Tuesday, December 22, 2020

She Who Walks on the Sea

Encyclopedia Brittanica’s opening paragraph for the goddess Asherah reads:

“Asherah, ancient West Semitic goddess, consort of the supreme god. Her principal epithet was probably “She Who Walks on the Sea.” She was occasionally called Elath (Elat), “the Goddess,” and may have also been called Qudshu, “Holiness.” According to texts from Ugarit (modern Ras Shamra, Syria), Asherah’s consort was El, and by him she was the mother of 70 gods. As mother goddess she was widely worshiped throughout Syria and Palestine, although she was frequently paired with Baal, who often took the place of El; as Baal’s consort, Asherah was usually given the name Baalat. Inscriptions from two locations in southern Palestine seem to indicate that she was also worshiped as the consort of Yahweh.“

The second sentence strikes me as significantly profound. The Semitic people of Jesus’ time were familiar with Asherah, even though she had been evicted from temple worship and expunged from their scriptures 640 years before Jesus lived by King Josiah and the Deuteronomist priests.

The history of the worship of this goddess, and her rejection by those in authority, can be read about in the book The Mother of the Lord by Margaret Barker. Barker lays out how plain it is that Enoch's insistence that the Deuteronomists rejection of Asherah (abandoning Wisdom) was the likely reason why the Book of Enoch was not canonized, and why the Deuteronomists did everything in their power to erase both that book's existence.

This attempted erasure of The Lady (and of Enoch) has been largely successful. Christians largely ignore her.
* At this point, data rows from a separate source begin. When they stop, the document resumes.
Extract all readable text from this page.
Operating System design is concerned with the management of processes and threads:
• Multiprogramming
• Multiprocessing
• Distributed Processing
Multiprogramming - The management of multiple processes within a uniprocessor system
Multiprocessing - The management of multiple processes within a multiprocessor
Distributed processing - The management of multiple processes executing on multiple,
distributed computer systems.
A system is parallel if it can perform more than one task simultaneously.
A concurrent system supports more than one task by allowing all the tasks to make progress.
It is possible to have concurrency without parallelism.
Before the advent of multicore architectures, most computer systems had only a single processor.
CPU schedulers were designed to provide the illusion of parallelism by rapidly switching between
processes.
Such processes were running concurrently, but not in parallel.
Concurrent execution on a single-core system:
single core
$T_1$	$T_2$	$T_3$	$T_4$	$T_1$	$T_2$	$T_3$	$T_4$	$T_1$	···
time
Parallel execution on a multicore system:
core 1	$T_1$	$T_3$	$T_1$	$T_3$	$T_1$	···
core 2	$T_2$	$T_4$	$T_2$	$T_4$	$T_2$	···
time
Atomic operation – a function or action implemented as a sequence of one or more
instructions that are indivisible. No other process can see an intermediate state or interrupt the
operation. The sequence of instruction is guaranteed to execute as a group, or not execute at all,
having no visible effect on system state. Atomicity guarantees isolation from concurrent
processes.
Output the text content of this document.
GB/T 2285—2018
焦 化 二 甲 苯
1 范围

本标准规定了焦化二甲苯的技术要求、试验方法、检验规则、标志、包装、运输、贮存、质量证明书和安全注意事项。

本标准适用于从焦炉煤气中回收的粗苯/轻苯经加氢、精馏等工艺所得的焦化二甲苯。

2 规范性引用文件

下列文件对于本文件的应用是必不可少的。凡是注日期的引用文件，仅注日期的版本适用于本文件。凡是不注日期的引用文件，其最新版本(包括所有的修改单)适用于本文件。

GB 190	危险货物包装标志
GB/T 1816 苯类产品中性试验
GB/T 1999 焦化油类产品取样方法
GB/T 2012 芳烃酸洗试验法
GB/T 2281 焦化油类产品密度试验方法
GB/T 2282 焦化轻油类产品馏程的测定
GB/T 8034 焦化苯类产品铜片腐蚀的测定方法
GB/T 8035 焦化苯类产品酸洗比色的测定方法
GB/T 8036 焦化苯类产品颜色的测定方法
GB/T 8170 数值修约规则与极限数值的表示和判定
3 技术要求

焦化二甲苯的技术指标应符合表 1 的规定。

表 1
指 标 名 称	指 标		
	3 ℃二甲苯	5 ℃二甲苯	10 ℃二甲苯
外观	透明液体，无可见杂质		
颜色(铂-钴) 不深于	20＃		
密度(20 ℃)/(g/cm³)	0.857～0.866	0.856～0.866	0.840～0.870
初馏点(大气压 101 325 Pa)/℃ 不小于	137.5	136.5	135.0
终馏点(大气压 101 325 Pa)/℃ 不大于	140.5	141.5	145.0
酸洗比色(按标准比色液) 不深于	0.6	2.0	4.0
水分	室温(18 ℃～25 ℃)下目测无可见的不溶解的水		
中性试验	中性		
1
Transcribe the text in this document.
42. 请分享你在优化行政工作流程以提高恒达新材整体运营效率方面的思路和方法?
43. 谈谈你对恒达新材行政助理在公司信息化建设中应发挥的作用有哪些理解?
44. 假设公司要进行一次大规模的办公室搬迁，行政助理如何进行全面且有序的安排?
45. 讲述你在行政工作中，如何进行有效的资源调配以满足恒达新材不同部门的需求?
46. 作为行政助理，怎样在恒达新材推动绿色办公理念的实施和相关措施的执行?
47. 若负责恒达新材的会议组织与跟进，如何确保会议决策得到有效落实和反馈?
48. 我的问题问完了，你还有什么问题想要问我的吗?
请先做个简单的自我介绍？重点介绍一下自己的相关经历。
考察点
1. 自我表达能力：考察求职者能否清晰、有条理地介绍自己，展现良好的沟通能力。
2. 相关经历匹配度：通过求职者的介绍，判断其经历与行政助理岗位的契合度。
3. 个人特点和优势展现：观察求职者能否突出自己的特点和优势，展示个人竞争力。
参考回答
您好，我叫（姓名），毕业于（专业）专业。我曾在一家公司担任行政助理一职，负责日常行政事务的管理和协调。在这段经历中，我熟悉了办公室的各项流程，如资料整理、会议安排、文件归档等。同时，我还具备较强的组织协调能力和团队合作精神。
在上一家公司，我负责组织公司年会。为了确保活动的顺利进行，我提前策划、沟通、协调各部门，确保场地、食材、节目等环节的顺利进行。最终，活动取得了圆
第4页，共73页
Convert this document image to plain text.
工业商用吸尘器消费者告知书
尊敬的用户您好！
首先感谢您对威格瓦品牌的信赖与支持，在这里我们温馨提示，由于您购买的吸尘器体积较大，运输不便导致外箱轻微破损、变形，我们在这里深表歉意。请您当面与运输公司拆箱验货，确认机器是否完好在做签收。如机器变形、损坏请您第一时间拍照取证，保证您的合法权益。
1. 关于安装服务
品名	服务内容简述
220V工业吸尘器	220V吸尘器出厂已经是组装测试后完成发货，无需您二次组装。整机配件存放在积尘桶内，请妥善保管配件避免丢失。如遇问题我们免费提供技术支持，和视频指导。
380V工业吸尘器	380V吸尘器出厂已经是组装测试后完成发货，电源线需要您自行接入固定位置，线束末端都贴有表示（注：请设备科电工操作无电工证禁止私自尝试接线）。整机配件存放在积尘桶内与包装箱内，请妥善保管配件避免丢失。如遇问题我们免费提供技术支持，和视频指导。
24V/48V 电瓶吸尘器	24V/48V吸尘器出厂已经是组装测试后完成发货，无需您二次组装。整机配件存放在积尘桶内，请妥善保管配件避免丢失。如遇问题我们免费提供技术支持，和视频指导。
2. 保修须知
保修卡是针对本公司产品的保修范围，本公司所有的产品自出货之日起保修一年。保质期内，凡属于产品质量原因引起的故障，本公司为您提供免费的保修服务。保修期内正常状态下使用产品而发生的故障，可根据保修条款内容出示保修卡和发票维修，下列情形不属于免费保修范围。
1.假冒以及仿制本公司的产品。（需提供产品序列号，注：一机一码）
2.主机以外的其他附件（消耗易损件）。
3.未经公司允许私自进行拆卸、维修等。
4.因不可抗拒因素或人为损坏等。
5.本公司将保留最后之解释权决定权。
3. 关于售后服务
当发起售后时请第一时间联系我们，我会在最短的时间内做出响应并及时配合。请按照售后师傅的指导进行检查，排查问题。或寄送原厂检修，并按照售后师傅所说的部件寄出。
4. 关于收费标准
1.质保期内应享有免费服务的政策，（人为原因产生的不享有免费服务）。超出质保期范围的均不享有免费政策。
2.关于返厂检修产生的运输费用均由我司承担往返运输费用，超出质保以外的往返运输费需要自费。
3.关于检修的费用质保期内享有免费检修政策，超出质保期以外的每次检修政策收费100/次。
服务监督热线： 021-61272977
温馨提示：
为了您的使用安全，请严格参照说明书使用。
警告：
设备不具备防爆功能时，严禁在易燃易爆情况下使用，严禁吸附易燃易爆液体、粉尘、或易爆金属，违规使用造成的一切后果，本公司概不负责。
And Mormons, who supposedly embrace the idea of “Heavenly Mother”, for the most part follow suit. 

There are certainly some small pockets of LDS and post-LDS people (mostly women) who will speak/write of her openly, but the original effort to blot her out of our minds and our discussions is pretty much still respected and upheld by those who profess to desire the Kingdom of God on the earth.

But imagine trying to understand the meaning of Jesus walking on water without considering Heavenly Mother’s reputation as “she who walks on the sea”. It won't be difficult to imagine at all, because almost no one associates that miracle with her.

We have misunderstood Jesus for so many years. He wasn’t merely performing a miracle for the sake of his disciples. He was paying homage to her in a way that his disciples would have understood as a serious rebuke of those who had removed her from the Holy of Holies. 

She used to be prominent there. Not only was she worshipped in peoples homes, but the most sacred part of the temple contained implements that represented her.

King Josiah took them from the temple and burned them. If you ever get perplexed at the idea of Nephi associating Mary and the baby Jesus with the Tree of Life, consider the fact (pointed out by Barker) that there was a living tree representing Asherah in the Holy of Holies in the first temple, and that Josiah removed it and had it burned.

The scribes and Pharisees that Jesus reasoned to silence were enthusiastic descendants of those authorized editors to this rejection of Wisdom from Israel.

By walking on water, Jesus sent this message of her legitimacy as a Goddess into those who could see like a wordless lightning bolt straight from Heaven. 

So now, two millennia later, what is it exactly that we want from Her if we don’t even apprehend Jesus’ basic messages concerning her? 

Perhaps Mormons of every stripe are a little too comfortable in what Carol Lynn Pearson once called “the motherless house”.